By John Coleman, Community Photographer
Rebellion against authority has been a big feature of governance and society in America since it’s early days. Rebellion against the authority of the King of England over the control of England’s 13 colonies in North America lead to the Revolutionary War; the independence of the people and government of the United States of America; The U.S. Constitution; and the “Bill of Rights”.
But among the number of issues NOT effectively resolved by “the Revolution”, “the Constitution”, or “the Bill of Rights”, was the “peculiar institution” of slavery in the U.S. as the country grew and evolved, and conflicts emerged over who had the “right” and power to decide outcomes.
The issue opened with whether the “Federal government” or the individual state (in collection with like-minded individual states) was the decision-maker. This opinion was more widely shared in the mainly agricultural sections of the country known as ‘the South’, as distinguished from the increasingly mercantile ‘North’. In many areas of the South there were many more enslaved Black people than there were Whites, who feared revolts and retribution.
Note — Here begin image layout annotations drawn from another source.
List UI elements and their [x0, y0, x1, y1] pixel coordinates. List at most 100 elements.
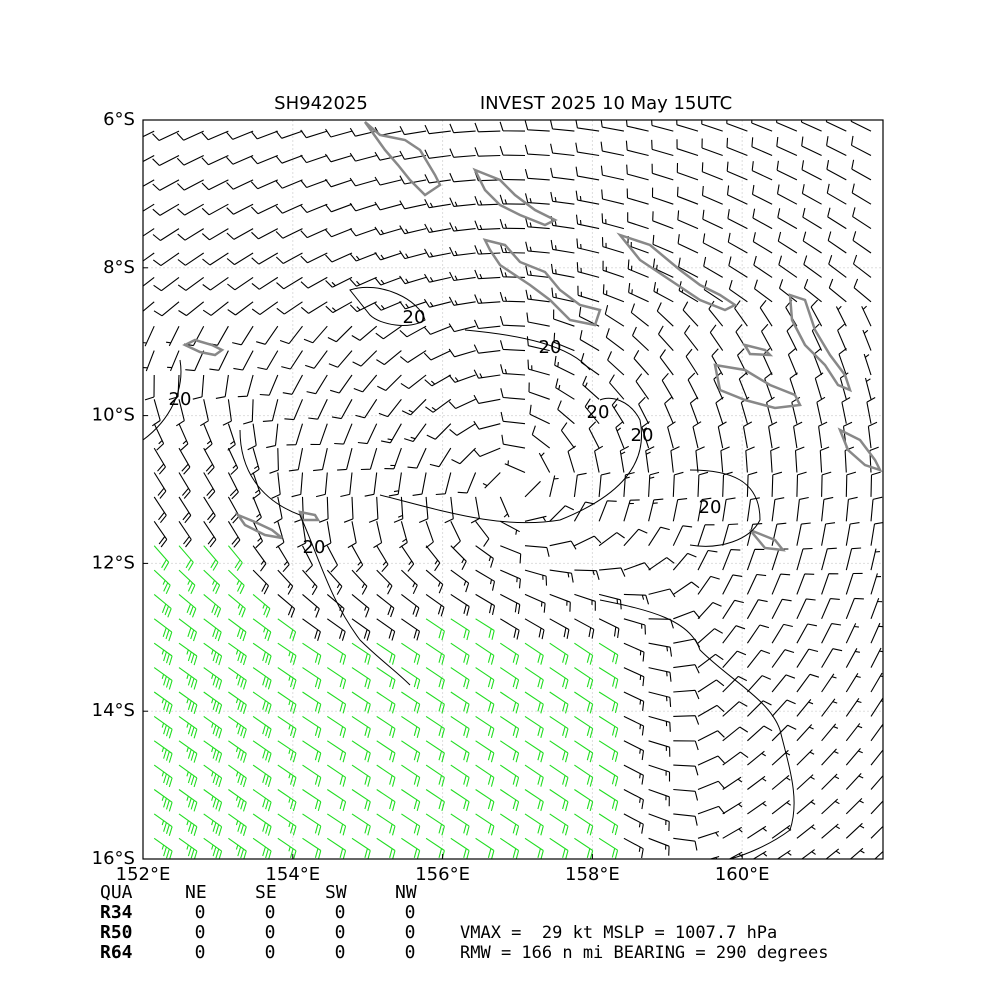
- wind-barb: [349, 202, 377, 212]
- wind-barb: [275, 252, 303, 264]
- wind-barb: [302, 789, 322, 812]
- wind-barb: [524, 193, 550, 205]
- wind-barb: [203, 813, 223, 836]
- wind-barb: [257, 350, 279, 371]
- wind-barb: [524, 642, 544, 665]
- y-tick-label: 6°S: [103, 109, 135, 130]
- wind-barb: [870, 548, 880, 571]
- wind-barb: [282, 374, 303, 395]
- wind-barb: [722, 497, 736, 522]
- wind-barb: [349, 301, 377, 313]
- wind-barb: [326, 789, 347, 812]
- wind-barb: [448, 323, 476, 333]
- wind-barb: [277, 545, 290, 573]
- wind-barb: [424, 374, 452, 387]
- wind-barb: [449, 271, 476, 282]
- wind-barb: [746, 548, 765, 571]
- wind-barb: [228, 764, 247, 788]
- wind-barb: [425, 521, 434, 549]
- wind-barb: [475, 642, 495, 665]
- wind-barb: [697, 524, 715, 546]
- wind-barb: [623, 740, 645, 761]
- contour-label: 20: [169, 389, 192, 410]
- wind-barb: [499, 218, 526, 230]
- wind-barb: [673, 837, 698, 851]
- wind-barb: [499, 267, 526, 278]
- wind-barb: [252, 813, 272, 836]
- wind-barb: [598, 789, 619, 811]
- wind-barb: [277, 667, 297, 690]
- wind-barb: [351, 789, 371, 812]
- wind-barb: [252, 618, 272, 642]
- wind-barb: [802, 207, 822, 230]
- wind-barb: [673, 740, 699, 751]
- wind-barb: [399, 250, 427, 260]
- wind-barb: [326, 740, 347, 763]
- wind-barb: [300, 301, 328, 314]
- wind-barb: [143, 350, 155, 372]
- wind-barb: [203, 545, 219, 571]
- wind-barb: [203, 569, 221, 595]
- wind-barb: [777, 208, 798, 230]
- title-right: INVEST 2025 10 May 15UTC: [480, 93, 732, 114]
- wind-barb: [658, 325, 674, 351]
- wind-barb: [152, 130, 180, 141]
- wind-barb: [215, 374, 229, 399]
- wind-barb: [697, 601, 722, 620]
- wind-barb: [376, 350, 402, 366]
- wind-barb: [816, 396, 826, 424]
- wind-barb: [796, 573, 815, 595]
- wind-barb: [201, 155, 229, 166]
- wind-barb: [850, 120, 872, 132]
- wind-barb: [525, 241, 550, 254]
- wind-barb: [250, 130, 278, 140]
- wind-barb: [697, 755, 725, 766]
- wind-barb: [501, 434, 526, 449]
- wind-barb: [582, 375, 600, 400]
- wind-barb: [401, 667, 421, 690]
- wind-barb: [251, 203, 279, 215]
- wind-barb: [609, 374, 625, 400]
- wind-barb: [701, 120, 723, 132]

To Southern officials, the election of Abraham Lincoln in 1860 was taken as a rejection and a sign that the South HAD to go its own way. Southern states withdrew ‘membership’ in the United States; established its ‘own’ Army and Navy; (almost ALL had been ‘regulars ‘ of the United States); and eventually fired another ‘shot heard around the world’. War again became THE instrument for ‘problem-solving’!
In September 1862, in the middle of America’s horrendously bloody Civil War (referred to in ‘the South’ as “the war between the states”) President Lincoln issued a Presidential Order, under his authority, during wartime, to go into effect on January 1, 1863, as an “Emancipation Proclamation”, which ordered that “ALL PERSONS HELD AS SLAVES ” WITHIN THE REBELLIOUS STATES “ARE AND HENCEFORTH SHALL BE FREE !…” Furthermore, Lincoln pointedly directed the military to fully and faithfully effect this order.
As the Civil War was going on, the Emancipation Proclamation and Lincoln’s authority was disregarded by the Confederate South, which greatly depended on slavery to support its economy, and for the labor support for its Army; however, the Emancipation Proclamation helped turn the tide of the war. Every advance of the Union Army expanded the areas of freedom and great numbers of newly-freed men enlisted into the U.S. Army, & Navy. By the time the Civil War ended, almost 200,000 Black men fought for the Union AND for freedom!
Still, until the end of the war and the presence of Union troops, the Emancipation Proclamation had no liberating effect in many areas. Only after the surrender of the Confederacy and the arrival of Union General, Granger, with 2,000 Federal troops into Galveston, Texas, on June 18 and 19, 1865, did the dream of FREEDOM become real.
Riverside’s 11th Annual Juneteenth Celebration had many similarities with Southern celebrations in the years following emancipation. Inside the Stratton Center at Bordwell Park there were speakers, displays and reading material about African American inventors, educators, performers and organizations whose work benefitted society. Most people however, preferred to be outside where there was food, music, dancing, performances, and gatherings of families and friends enjoying their freedom to celebrate. ‘Twas a bright, sunny “Juneteenth” day.
Where are ‘we’ now? 2020, Pandemic? “United? States” Governance? Laws & “Justice”?
Perhaps ‘we’ can check back in another 150 years.